Глава третья. Душа поэтов
Всякий раз, когда приезжал Николай Васильевич в имение Ивана Яновского, он волей-неволей заставал Хому Брута в компании Александры. Так уж сложились обстоятельства, что вернулись они в родные пенаты одновременно – и оба на побывку. И из двух этих заезжих земляков Александра предпочитала Хому по вполне понятной причине – наследница рода Яновских, дерзких и себялюбивых, дочь своего отца, она предпочитала не подчиняться мужчине, не меркнуть на его фоне, а выделяться на нем и командовать. И, хоть Хома при виде писателя всякий раз ретировался и исчезал, настроения это Николаю Васильевичу не добавляло. Он все чаще думал о том, что симпатия его к сестре беспочвенна, и она всегда будет отдавать предпочтение крестьянину, хоть и не свяжет с ним своей судьбы, а все же властителем ее дум не этот, так другой Хома будет всегда.
«Что ж с этим поделаешь? Что с этим вообще можно поделать? И надо ли? Ведь каждому круг дается по изъявлению Господа – зачастую мы не вольны выбирать свое общество. Так не прижился я в Петербурге, как прижились здесь Александра и Хома, и всегда будут вместе, и разбивать их толку нет. Можно добиться того, чтобы она отставила бурсака, выгнала из своей памяти – но подсознание ее всегда будет здесь. Так уж вышло, поздно теперь, и возраст у нее не тот, чтобы порывать ту связь с родной землей, которую я порвал, будучи мальчиком, – думал писатель. – С одной стороны, ясно, что пары из этого мезальянса не выйдет. А с другой – ведь, если человеку что-то мило, то кто сказал, что и другому должно быть мило то же самое? Всегда ли черным является на деле то, что нам видится черным? Может ли другой человек видеть иначе? А кто разрешит этот спор? Только Господь. Ему одному ведомо, что в действительности является для человека благом, а что – злом. Так что же может наш утлый разум в сравнении с Разумом Высшим? Конечно, эмоций у нас не отнять – и реагировать на Его проявления мы можем по-разному, но факт всегда будет оставаться фактом, сколько ни силься подменить его своей убогой волей».

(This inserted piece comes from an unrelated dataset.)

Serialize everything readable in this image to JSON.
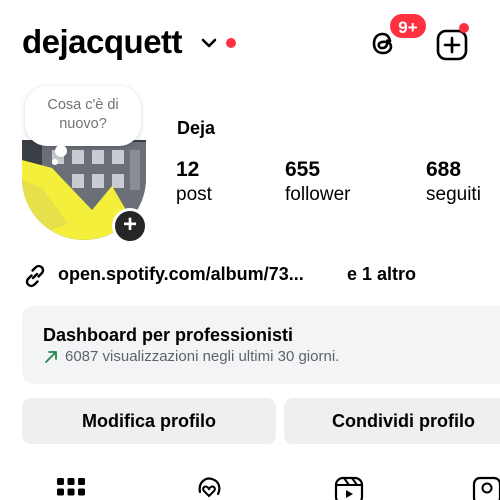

Во время каждого разговора с кузиной писатель неизменно мыслями возвращался к виденной картине и, с горькой очевидностью, приходил к выводу о том, что он ничего не изменит – не станет моложе и красивее, как Хома; не станет дозволять Александре класть на него ноги, как Хома; не станет убого мыслить, чтобы умилять свою возлюбленную, как Хома. Неизбежностью этой он тяготился, возвращаясь домой в подавленном настроении, которому не переставала дивиться сватавшая еще вчера молодых Мария Яновна. Но поделать с этим ничего не могла. Случалось еще, что по утрам, отправляясь в имение Ивана Афанасьевича, Гоголь надеялся, что все еще может быть иначе, и сегодня он не увидит сестру в компании полуграмотного бурсака, но надежды рушились и рушились. Не отдавая себе в этом отчета, в глубине своей души писатель начал было уже ненавидеть Хому и все крестьянское, связанное с ним – но, как только удавалось ему поймать себя на такой мысли, гнал он ее от себя нещадно, чтобы только не становиться похожим на дядьку.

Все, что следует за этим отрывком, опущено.